Non-UK resident company registration: it is possible, and serves a number of purposes, to establish a limited company in the Great Britain and yet pay tax in another jurisdiction. This may be to present a professional front in the United Kingdom, where customers will often prefer to do business with a domestic entity, to present an international presence or simply to separate a UK arm's business from the international brand. It can also help protect dividend income from taxation. Whatever the reason, Coddan can help.
It's a tie-breaker, really...
When there is a Double Taxation Agreement between the two nations there is a tie-breaker for the tax residency, and once it has been determined that the private company effectively resides in the second nation then it is known as a treaty non resident company. Recent high-profile companies using this system include Starbucks and Amazon, which have both been criticised for tax avoidance, although neither has been accused of any wrongdoing. You don't need to have a company that size with an international reputation to become a multinational, though.
The tie-breaker, though it sounds like a game show conclusion, is an objective test that decides where the limited company is effectively managed from. It is critical, then, to take professional advice before assuming TNR can be applied, as Her Majesty's Revenue & Customs can be remarkably fickle and it comes down to a judgement call in some cases.
For those that fall foul of the regulations, they can even suffer the ignominy of double taxation if the foreign nation does not agree with HMRC's interpretation and must go through the process of seeking a resolution. This will likely be time-consuming and very expensive.
A question of management: many private companies have chosen to base themselves in Ireland, Gibraltar, Cyprus, Malta and other nations thanks to the extremely generous corporate taxation rules. For operational reasons, they then choose to register a limited company in the United Kingdom, but the UK arm must clearly be managed from overseas for HMRC to accept the arrangement without a fight.
Where your company's only connection with the Great Britain has been incorporation, then you must notify HMRC if your company ceases to be resident for treaty purposes in another country under the tie-breaker in the treaty between the United Kingom and that other country. In that event, it would again become resident by virtue of incorporation and HMRC will want money.
Holding penalty? Some overseas groups with a number of trading subsidiaries in the United Kingdom have inserted a incorporated holding company into their structure to more effectively manage their tax affairs, including protecting dividend income from taxation altogether when the company has its base in a suitable location.

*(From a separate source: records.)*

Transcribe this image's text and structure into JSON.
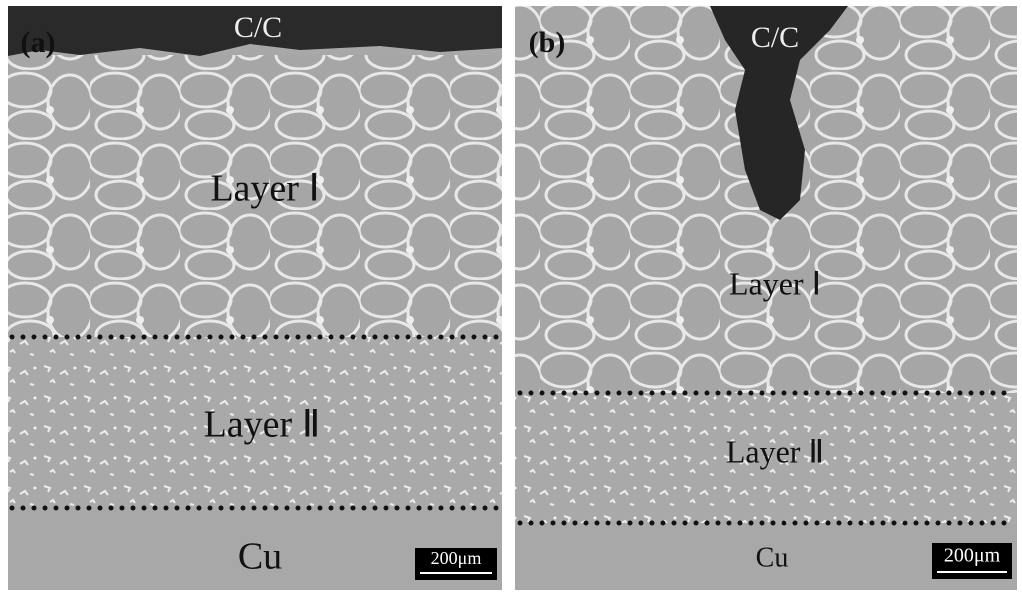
{
  "panels": [
    {
      "label": "(a)",
      "top": "C/C",
      "layer1": "Layer Ⅰ",
      "layer2": "Layer Ⅱ",
      "bottom": "Cu",
      "scale_bar": "200μm"
    },
    {
      "label": "(b)",
      "top": "C/C",
      "layer1": "Layer Ⅰ",
      "layer2": "Layer Ⅱ",
      "bottom": "Cu",
      "scale_bar": "200μm"
    }
  ]
}
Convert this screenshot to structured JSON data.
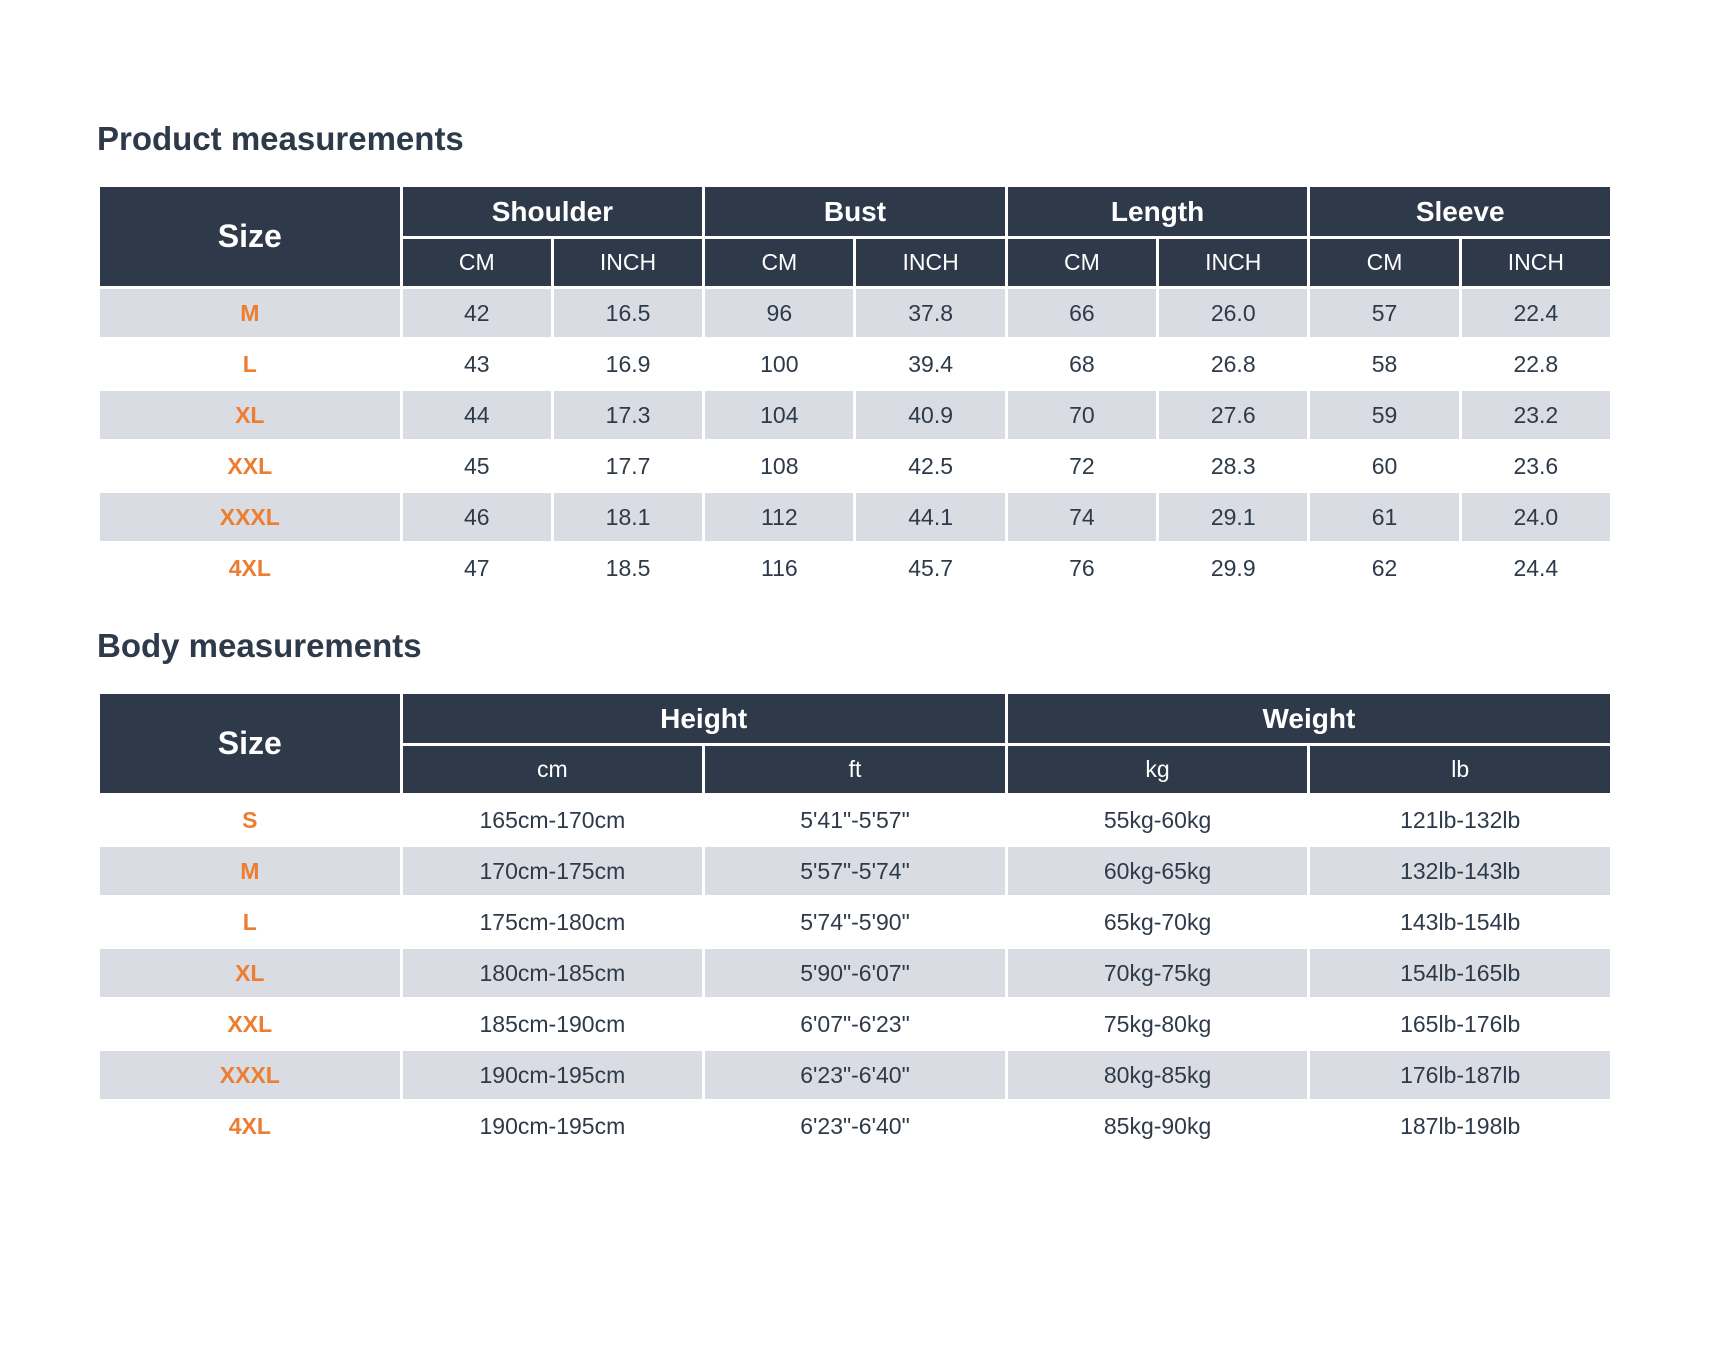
{
  "colors": {
    "header_bg": "#2e3a49",
    "accent_orange": "#ed7d31",
    "row_alt_bg": "#d9dde3",
    "row_bg": "#ffffff",
    "text_dark": "#2e3a49"
  },
  "product_table": {
    "title": "Product measurements",
    "size_header": "Size",
    "groups": [
      {
        "label": "Shoulder"
      },
      {
        "label": "Bust"
      },
      {
        "label": "Length"
      },
      {
        "label": "Sleeve"
      }
    ],
    "sub": [
      "CM",
      "INCH"
    ],
    "rows": [
      {
        "size": "M",
        "values": [
          "42",
          "16.5",
          "96",
          "37.8",
          "66",
          "26.0",
          "57",
          "22.4"
        ]
      },
      {
        "size": "L",
        "values": [
          "43",
          "16.9",
          "100",
          "39.4",
          "68",
          "26.8",
          "58",
          "22.8"
        ]
      },
      {
        "size": "XL",
        "values": [
          "44",
          "17.3",
          "104",
          "40.9",
          "70",
          "27.6",
          "59",
          "23.2"
        ]
      },
      {
        "size": "XXL",
        "values": [
          "45",
          "17.7",
          "108",
          "42.5",
          "72",
          "28.3",
          "60",
          "23.6"
        ]
      },
      {
        "size": "XXXL",
        "values": [
          "46",
          "18.1",
          "112",
          "44.1",
          "74",
          "29.1",
          "61",
          "24.0"
        ]
      },
      {
        "size": "4XL",
        "values": [
          "47",
          "18.5",
          "116",
          "45.7",
          "76",
          "29.9",
          "62",
          "24.4"
        ]
      }
    ]
  },
  "body_table": {
    "title": "Body measurements",
    "size_header": "Size",
    "groups": [
      {
        "label": "Height",
        "subs": [
          "cm",
          "ft"
        ]
      },
      {
        "label": "Weight",
        "subs": [
          "kg",
          "lb"
        ]
      }
    ],
    "rows": [
      {
        "size": "S",
        "values": [
          "165cm-170cm",
          "5'41\"-5'57\"",
          "55kg-60kg",
          "121lb-132lb"
        ]
      },
      {
        "size": "M",
        "values": [
          "170cm-175cm",
          "5'57\"-5'74\"",
          "60kg-65kg",
          "132lb-143lb"
        ]
      },
      {
        "size": "L",
        "values": [
          "175cm-180cm",
          "5'74\"-5'90\"",
          "65kg-70kg",
          "143lb-154lb"
        ]
      },
      {
        "size": "XL",
        "values": [
          "180cm-185cm",
          "5'90\"-6'07\"",
          "70kg-75kg",
          "154lb-165lb"
        ]
      },
      {
        "size": "XXL",
        "values": [
          "185cm-190cm",
          "6'07\"-6'23\"",
          "75kg-80kg",
          "165lb-176lb"
        ]
      },
      {
        "size": "XXXL",
        "values": [
          "190cm-195cm",
          "6'23\"-6'40\"",
          "80kg-85kg",
          "176lb-187lb"
        ]
      },
      {
        "size": "4XL",
        "values": [
          "190cm-195cm",
          "6'23\"-6'40\"",
          "85kg-90kg",
          "187lb-198lb"
        ]
      }
    ]
  }
}
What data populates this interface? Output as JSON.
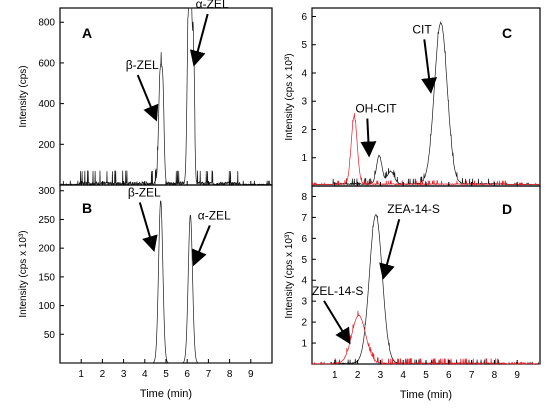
{
  "chart_data": [
    {
      "panel": "A",
      "type": "line",
      "ylabel": "Intensity (cps)",
      "xlabel": "",
      "xlim": [
        0,
        10
      ],
      "ylim": [
        0,
        870
      ],
      "xticks": [
        1,
        2,
        3,
        4,
        5,
        6,
        7,
        8,
        9
      ],
      "yticks": [
        200,
        400,
        600,
        800
      ],
      "series": [
        {
          "color": "#1a1a1a",
          "peaks": [
            {
              "center": 4.72,
              "height": 520,
              "width": 0.07
            },
            {
              "center": 4.85,
              "height": 440,
              "width": 0.06
            },
            {
              "center": 6.05,
              "height": 760,
              "width": 0.06
            },
            {
              "center": 6.18,
              "height": 820,
              "width": 0.06
            },
            {
              "center": 6.3,
              "height": 560,
              "width": 0.05
            }
          ],
          "noise": 40,
          "baseline": 0
        }
      ],
      "annotations": [
        {
          "text": "β-ZEL",
          "x": 3.1,
          "y": 570,
          "target_x": 4.5,
          "target_y": 330
        },
        {
          "text": "α-ZEL",
          "x": 6.4,
          "y": 870,
          "target_x": 6.35,
          "target_y": 600
        }
      ]
    },
    {
      "panel": "B",
      "type": "line",
      "ylabel": "Intensity (cps x 10³)",
      "xlabel": "Time (min)",
      "xlim": [
        0,
        10
      ],
      "ylim": [
        0,
        310
      ],
      "xticks": [
        1,
        2,
        3,
        4,
        5,
        6,
        7,
        8,
        9
      ],
      "yticks": [
        50,
        100,
        150,
        200,
        250,
        300
      ],
      "series": [
        {
          "color": "#1a1a1a",
          "peaks": [
            {
              "center": 4.75,
              "height": 283,
              "width": 0.1
            },
            {
              "center": 6.15,
              "height": 258,
              "width": 0.1
            }
          ],
          "noise": 0,
          "baseline": 0
        }
      ],
      "annotations": [
        {
          "text": "β-ZEL",
          "x": 3.2,
          "y": 290,
          "target_x": 4.4,
          "target_y": 200
        },
        {
          "text": "α-ZEL",
          "x": 6.5,
          "y": 250,
          "target_x": 6.35,
          "target_y": 175
        }
      ]
    },
    {
      "panel": "C",
      "type": "line",
      "ylabel": "Intensity (cps x 10³)",
      "xlabel": "",
      "xlim": [
        0,
        10
      ],
      "ylim": [
        0,
        6.3
      ],
      "xticks": [
        1,
        2,
        3,
        4,
        5,
        6,
        7,
        8,
        9
      ],
      "yticks": [
        1,
        2,
        3,
        4,
        5,
        6
      ],
      "series": [
        {
          "color": "#1a1a1a",
          "peaks": [
            {
              "center": 2.95,
              "height": 1.0,
              "width": 0.12
            },
            {
              "center": 3.45,
              "height": 0.45,
              "width": 0.15
            },
            {
              "center": 5.65,
              "height": 5.7,
              "width": 0.28
            }
          ],
          "noise": 0.12,
          "baseline": 0.05
        },
        {
          "color": "#e8202a",
          "peaks": [
            {
              "center": 1.85,
              "height": 2.4,
              "width": 0.13
            }
          ],
          "noise": 0.08,
          "baseline": 0.05
        }
      ],
      "annotations": [
        {
          "text": "CIT",
          "x": 4.4,
          "y": 5.4,
          "target_x": 5.2,
          "target_y": 3.4
        },
        {
          "text": "OH-CIT",
          "x": 1.9,
          "y": 2.6,
          "target_x": 2.5,
          "target_y": 1.15
        }
      ]
    },
    {
      "panel": "D",
      "type": "line",
      "ylabel": "Intensity (cps x 10³)",
      "xlabel": "Time (min)",
      "xlim": [
        0,
        10
      ],
      "ylim": [
        0,
        8.5
      ],
      "xticks": [
        1,
        2,
        3,
        4,
        5,
        6,
        7,
        8,
        9
      ],
      "yticks": [
        1,
        2,
        3,
        4,
        5,
        6,
        7,
        8
      ],
      "series": [
        {
          "color": "#1a1a1a",
          "peaks": [
            {
              "center": 2.8,
              "height": 7.1,
              "width": 0.28
            }
          ],
          "noise": 0.12,
          "baseline": 0
        },
        {
          "color": "#e8202a",
          "peaks": [
            {
              "center": 2.05,
              "height": 2.3,
              "width": 0.3
            }
          ],
          "noise": 0.15,
          "baseline": 0
        }
      ],
      "annotations": [
        {
          "text": "ZEA-14-S",
          "x": 3.3,
          "y": 7.2,
          "target_x": 3.15,
          "target_y": 4.2
        },
        {
          "text": "ZEL-14-S",
          "x": 0.0,
          "y": 3.3,
          "target_x": 1.6,
          "target_y": 1.1
        }
      ]
    }
  ]
}
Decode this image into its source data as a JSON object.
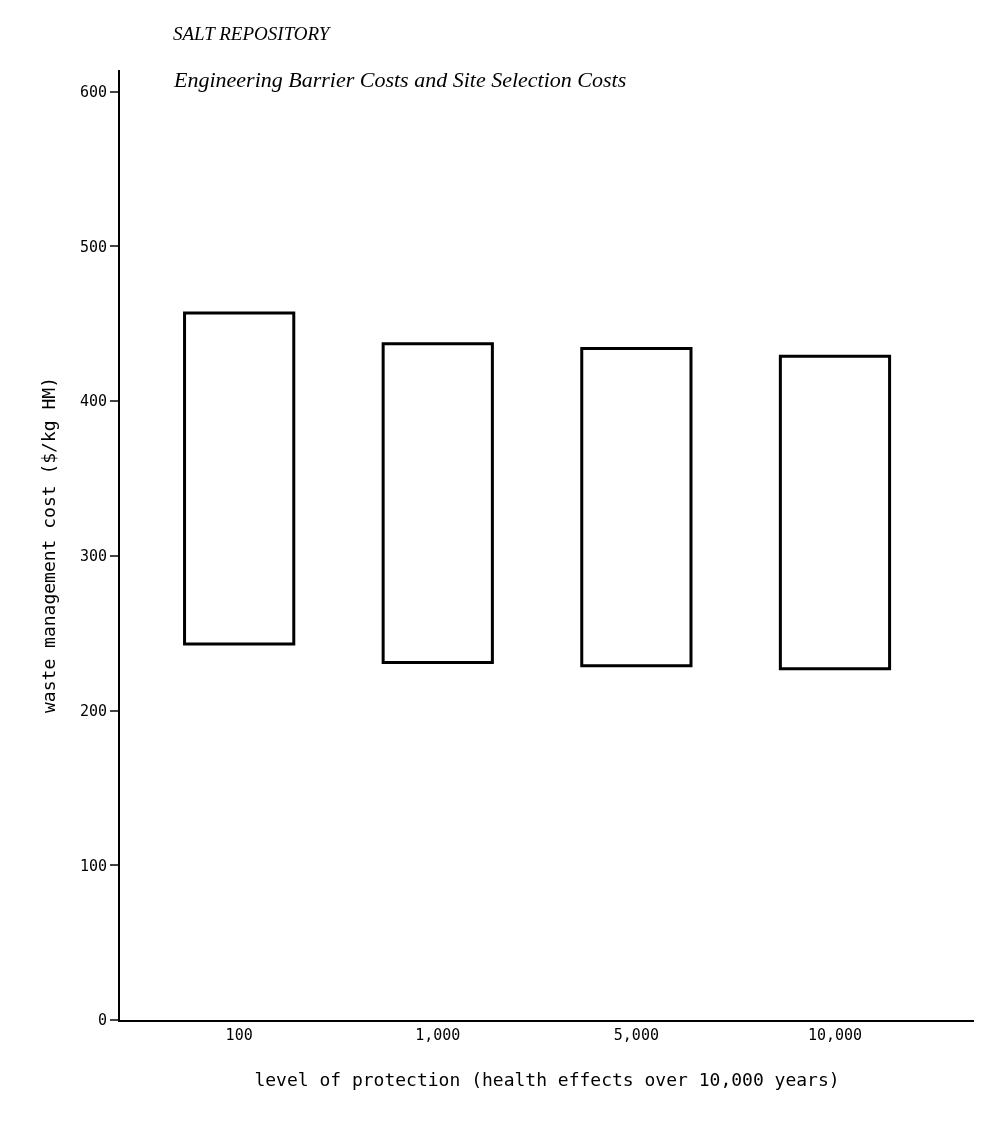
{
  "chart_data": {
    "type": "bar",
    "title": "SALT REPOSITORY",
    "subtitle": "Engineering Barrier Costs and Site Selection Costs",
    "xlabel": "level of protection (health effects over 10,000 years)",
    "ylabel": "waste management cost ($/kg HM)",
    "categories": [
      "100",
      "1,000",
      "5,000",
      "10,000"
    ],
    "series": [
      {
        "color": "#000000",
        "values": [
          214,
          206,
          205,
          202
        ],
        "base": [
          243,
          231,
          229,
          227
        ]
      }
    ],
    "ylim": [
      0,
      614
    ],
    "yticks": [
      0,
      100,
      200,
      300,
      400,
      500,
      600
    ]
  }
}
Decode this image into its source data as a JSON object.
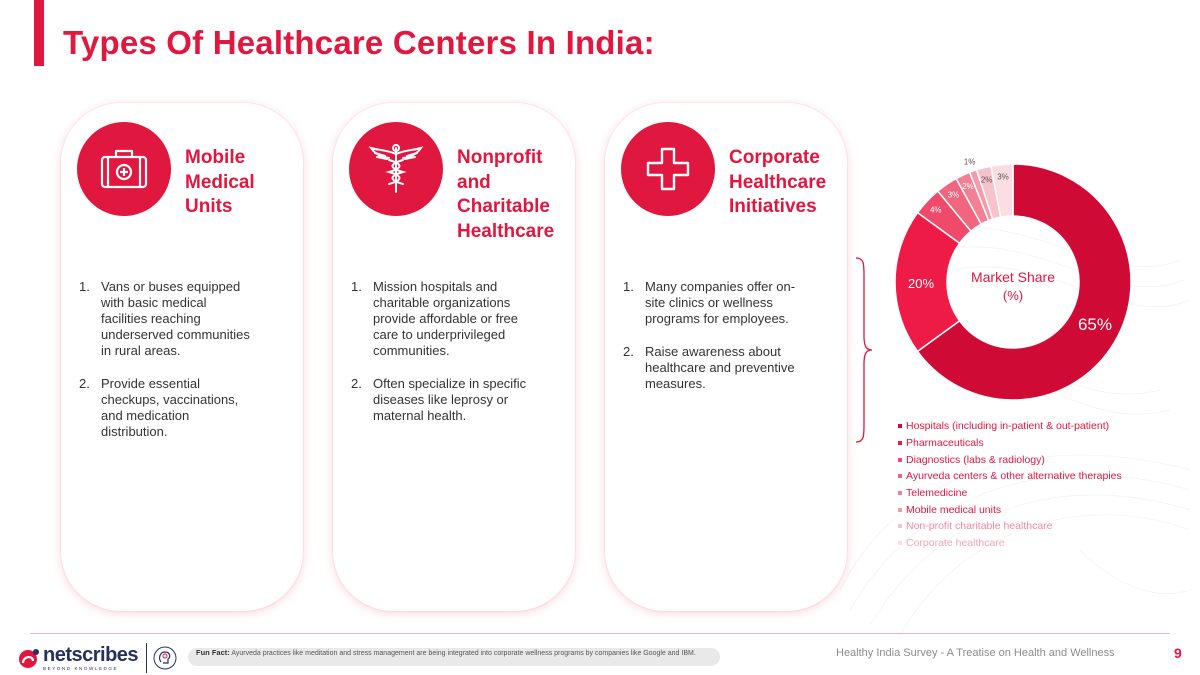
{
  "title": "Types Of Healthcare Centers In India:",
  "colors": {
    "accent": "#e0173f",
    "text": "#333333",
    "brand": "#28305e"
  },
  "cards": [
    {
      "icon": "medical-kit-icon",
      "title_lines": [
        "Mobile",
        "Medical",
        "Units"
      ],
      "items": [
        {
          "num": "1.",
          "lines": [
            "Vans or buses equipped",
            "with basic medical",
            "facilities reaching",
            "underserved communities",
            "in rural areas."
          ]
        },
        {
          "num": "2.",
          "lines": [
            "Provide essential",
            "checkups, vaccinations,",
            "and medication",
            "distribution."
          ]
        }
      ]
    },
    {
      "icon": "caduceus-icon",
      "title_lines": [
        "Nonprofit",
        "and",
        "Charitable",
        "Healthcare"
      ],
      "items": [
        {
          "num": "1.",
          "lines": [
            "Mission hospitals and",
            "charitable organizations",
            "provide affordable or free",
            "care to underprivileged",
            "communities."
          ]
        },
        {
          "num": "2.",
          "lines": [
            "Often specialize in specific",
            "diseases like leprosy or",
            "maternal health."
          ]
        }
      ]
    },
    {
      "icon": "plus-cross-icon",
      "title_lines": [
        "Corporate",
        "Healthcare",
        "Initiatives"
      ],
      "items": [
        {
          "num": "1.",
          "lines": [
            "Many companies offer on-",
            "site clinics or wellness",
            "programs for employees."
          ]
        },
        {
          "num": "2.",
          "lines": [
            "Raise awareness about",
            "healthcare and preventive",
            "measures."
          ]
        }
      ]
    }
  ],
  "chart_data": {
    "type": "pie",
    "donut": true,
    "center_label_lines": [
      "Market Share",
      "(%)"
    ],
    "categories": [
      "Hospitals (including in-patient & out-patient)",
      "Pharmaceuticals",
      "Diagnostics (labs & radiology)",
      "Ayurveda centers & other alternative therapies",
      "Telemedicine",
      "Mobile medical units",
      "Non-profit charitable healthcare",
      "Corporate healthcare"
    ],
    "values": [
      65,
      20,
      4,
      3,
      2,
      1,
      2,
      3
    ],
    "data_labels": [
      "65%",
      "20%",
      "4%",
      "3%",
      "2%",
      "1%",
      "2%",
      "3%"
    ],
    "colors": [
      "#cf0a35",
      "#ee1b46",
      "#f04a6a",
      "#f2657f",
      "#f37f95",
      "#f599ab",
      "#f8c2cd",
      "#fbdde3"
    ],
    "legend_position": "bottom"
  },
  "footer": {
    "brand_name": "netscribes",
    "brand_tagline": "BEYOND KNOWLEDGE",
    "fun_fact_label": "Fun Fact:",
    "fun_fact_text": "Ayurveda practices like meditation and stress management are being integrated into corporate wellness programs by companies like Google and IBM.",
    "survey_title": "Healthy India Survey - A Treatise on Health and Wellness",
    "page_number": "9"
  }
}
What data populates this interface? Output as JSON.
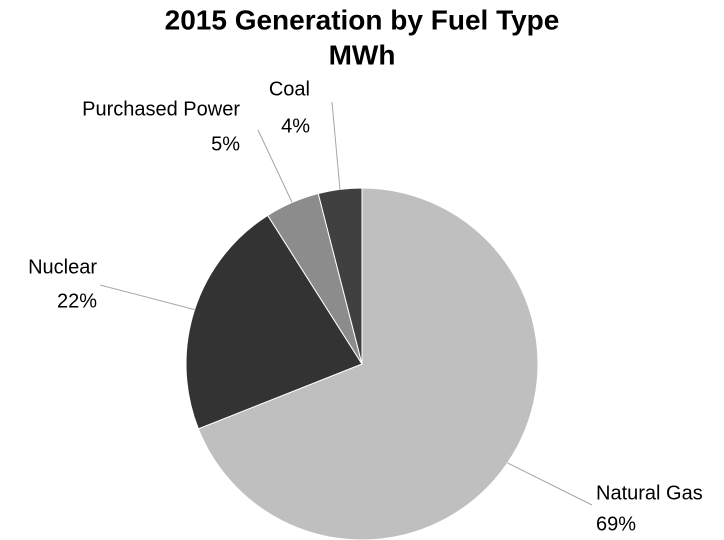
{
  "chart_data": {
    "type": "pie",
    "title": "2015 Generation by Fuel Type",
    "subtitle": "MWh",
    "categories": [
      "Natural Gas",
      "Nuclear",
      "Purchased Power",
      "Coal"
    ],
    "values": [
      69,
      22,
      5,
      4
    ],
    "value_labels": [
      "69%",
      "22%",
      "5%",
      "4%"
    ],
    "colors": [
      "#bfbfbf",
      "#333333",
      "#8c8c8c",
      "#404040"
    ]
  }
}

There is also no withholding tax to deal with when distributing money from the holding company to the parents overseas. Non-resident directors can also sell shares with no capital gains tax; the tax does not apply to share capital and there is no minimum paid-up share value. So there are a number of advantages and the TNR is the first step towards a well-organised tax avoidance scheme.
However, this is a complicated procedure that should not be attempted lightly. This is also the case with one-man businesses that attempt to register as a TNR, as HMRC can look closely at the movements and living arrangements and make a decision based on these facts. A certificate of residence is required, as well as significant amounts of supporting information. Without clear records and a definite structure, there could be trouble ahead.